Fund PR and marketing executives intent on getting portfolio managers and analysts placed on key financial TV shows reacted with relief last week to the news that Louis Rukeyser, who was fired from his public television show, would return to CNBC with a new program.
Hedda Nadler, a principal at the public relations firm Mount and Nadler of New York, said she saw great opportunity in Rukeyser's return because she thinks she'll have a better chance of getting more of her clients, particularly mutual fund executives, on TV.
"It's probably going to be a very positive development for some fund executives," she said.
Rukeyser, who for 32 years hosted the PBS show "Wall Street Week With Louis Rukeyser," was fired by his partner, Maryland Public Television (MPT), last month after a contract dispute turned ugly.
The station announced last month that it had partnered with Fortune magazine to create a new version of the program called "Wall Street Week with Fortune." In revamping the program, the PBS affiliate said it would relegate Rukeyser to the post of "senior commentator" and hand the host spot over to Fortune editorial director Geoffrey Colvin and a yet-to-be named co-host.
Rukeyser resigned in protest. He was, however, bound by his contract to continue hosting the program through June 28, which until last month was expected to be his last show. But MPT fired the 69-year-old journalist after he made references to the imbroglio -- and a new program that he would host elsewhere -- during the taping of what would be his last show.
Within weeks Rukeyser struck a deal with CNBC to host a new program called "Louis Rukeyser's Wall Street." It will air each Friday at 8:30 p.m., the same time slot as his old show, and again at 11:30 p.m. The program will also be rebroadcast on public television stations starting at midnight, according to a CNBC spokeswoman. The show was expected to debut last Friday.
MPT, meanwhile, has continued to air "Wall Street Week" with an alternate host and has bumped the debut date for its revamped program, "Wall Street Week with Fortune" to June 28 instead of the fall.
Now, executives are anticipating new opportunities to get out and communicate with investors by appearing on both Rukeyser's show and the revamped "Wall Street Week with Fortune."
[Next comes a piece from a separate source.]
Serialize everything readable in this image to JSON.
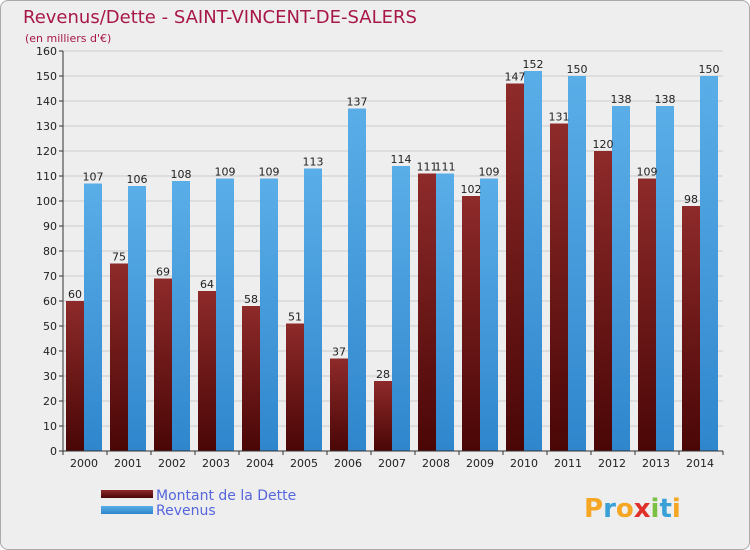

Spots on Rukeyser's original program were coveted among mutual fund executives, partly because the program's executive producer, Rich Dubroff, was known as a stickler who was particularly choosy about which executives would make guest appearances. In addition, the program featured a brand of pithy commentary that has become Rukeyser's trademark.
"It would be a great thing for us to appear again," said Eugene Profit, the CEO of Profit Investment Management of Silver Spring, Md., who appeared on Rukeyser's PBS show just more than a year ago and considered it a great accomplishment for his firm.
Profit said he was disappointed when he heard MPT had fired Rukeyser because "it stopped, for a moment, the Rukeyser hall of fame." The new CNBC show "gives me an opportunity to go after that again," Profit said.
But executives are also wary and eagerly waiting to see how each program takes shape. Rukeyser's CNBC show will be produced by Joel Franklin. Dubroff, meanwhile, is not staying with the revamped "Wall Street Week." He could not be reached for comment, and spokesmen for CNBC and MPT said they did not know where he would work in the future.
With Dubroff out of the picture, executives wonder how much the two programs will focus on mutual funds and how their prospects of getting executives on the show will change.
"I want to learn more about the show," said Dan Sondhelm, a principal at the public relations firm Sunstar in Alexandria, Va., which has placed executives on Rukeyser's PBS show in the past. "I want to find out who the producer is."
A CNBC spokeswoman declined to comment on the matter. And MPT spokesman Jeff Hankin said that issue would be decided by the new producer of "Wall Street Week with Fortune," who has not yet been chosen.
But Hankin added: "One of the goals of the new show is to provide not only more information, but more viewpoints. So we would expect that there would be a wider diversity of opinions and perspectives, including mutual funds."
Another question is whether Rukeyser's loyal audience of up to three million viewers will follow him to CNBC or continue watching "Wall Street Week with Fortune" on PBS.
Many executives said the answer is anyone's guess. But MPT's Hankin conceded that "the creation of a new show on CNBC will draw a lot of curious viewers initially."
"We will naturally have to wait and see," he said.